Des milliers d'enregistrements de concerts captés clandestinement depuis les années 1980 sont progressivement mis en ligne sur Internet Archive. Cette initiative est portée par des bénévoles et donne accès gratuitement à des documents sonores jamais publiés officiellement.

Si vous étiez de ce monde avant les plateformes de streaming, et à l'époque des disquaires indépendants, alors peut-être vous souvenez-vous des bootlegs. Ces fameux enregistrements pirates étaient commercialisés sous le manteau lorsque la boutique était vide de clients. Ils permettaient de découvrir des morceaux officieux joués en concerts ou n'ayant pas été sélectionnés par les maisons de disques. Et bien, il y a de fortes chances que ces derniers aient été captés par Aadam Jacobs.
Les bootlegs deviennent des pièces historiques
Aadam Jacobs, 59 ans, surnommé le "Chicago tape guy", a capté plus de 10 000 concerts depuis 1984, principalement dans les clubs de Chicago mais aussi dans d'autres villes américaines. 40 ans plus tard, ces cassettes risquent de se dégrader. Il a donc accepté de confier sa collection à une équipe de bénévoles chargée de numériser, de classer et de diffuser ces enregistrements.

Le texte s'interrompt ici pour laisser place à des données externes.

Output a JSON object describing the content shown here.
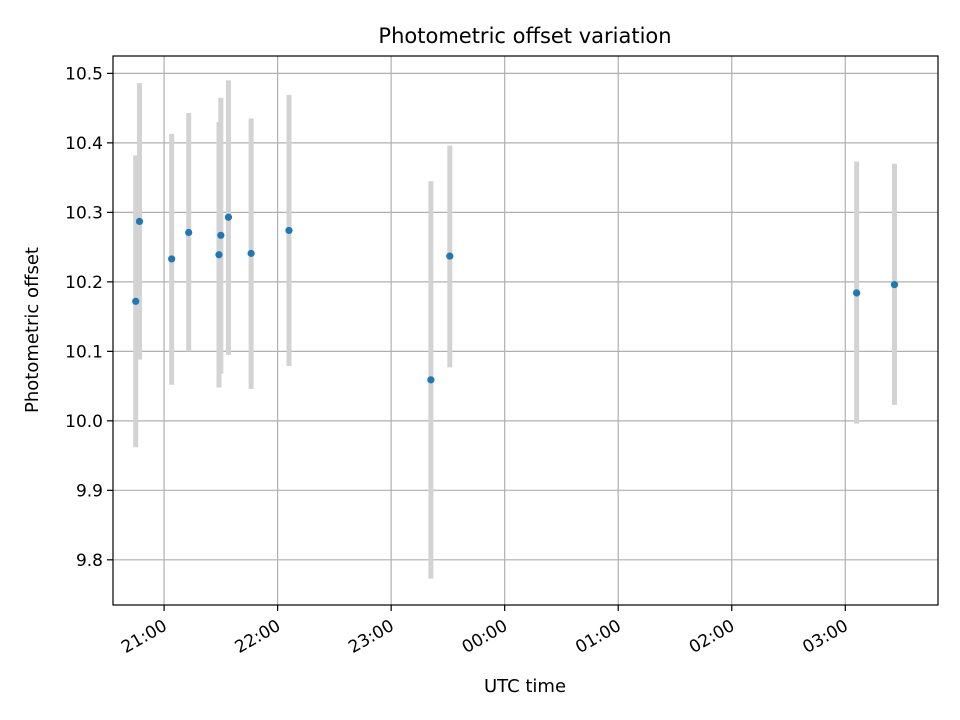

Dans les années 80, Aadam Jacobs glissait discrètement son enregistreur dans sa veste pour capter des concerts. Il a par exemple assisté à ceux de Nirvana dans des clubs de Chicago plus de deux ans avant que le groupe ne s'impose auprès du grand public avec l'album "Nevermind" en 1991. Ces prises de son ont été réalisées avant la notoriété des artistes, dans des salles modestes et avec du matériel amateur. Elles donnent donc à la collection une dimension documentaire venant compléter les enregistrements officiels.
Cette collection ne passera pas inaperçue aux fans de rock. On y retrouve Sonic Youth, R.E.M., Phish, Tracy Chapman (captée dès 1988), Liz Phair, Hüsker Dü, The Cure, Depeche Mode, Pavement ou encore Neutral Milk Hotel, pour un total estimé à environ 30 000 sets de plus de 3 000 artistes différents. Jacobs a commencé à enregistrer dès l'adolescence en captant des émissions radio, avant de se tourner vers les concerts en améliorant progressivement son équipement.
On s'en doute, la numérisation représente un travail chronophage. Chaque cassette doit être lue en temps réel sur une platine vintage. C'est la seule manière de convertir le signal audio analogique en fichier numérique, sans accélération ni raccourci possible. Le processus se découpe en plusieurs étapes : le catalogage, le transfert, la préparation des métadonnées, le mixage et le mastering, puis la validation finale avant mise en ligne.
Le bénévole Brian Emerick récupère chaque mois des cartons entiers de bandes chez Jacobs pour effectuer cette conversion. Les fichiers sont ensuite traités par une dizaine de bénévoles répartis entre les États-Unis, le Royaume-Uni et l'Allemagne, qui nettoient le son, identifient les morceaux, reconstituent les setlists et ajoutent les métadonnées permettant de classer et retrouver chaque enregistrement.
Environ 2 500 enregistrements sont déjà accessibles en streaming et en téléchargement gratuit sur archive.org. Brian Emerick estime avoir traité au moins 5 500 cassettes depuis fin 2024, et le projet devrait s'étaler sur encore plusieurs années avant que la totalité des bandes soit disponible.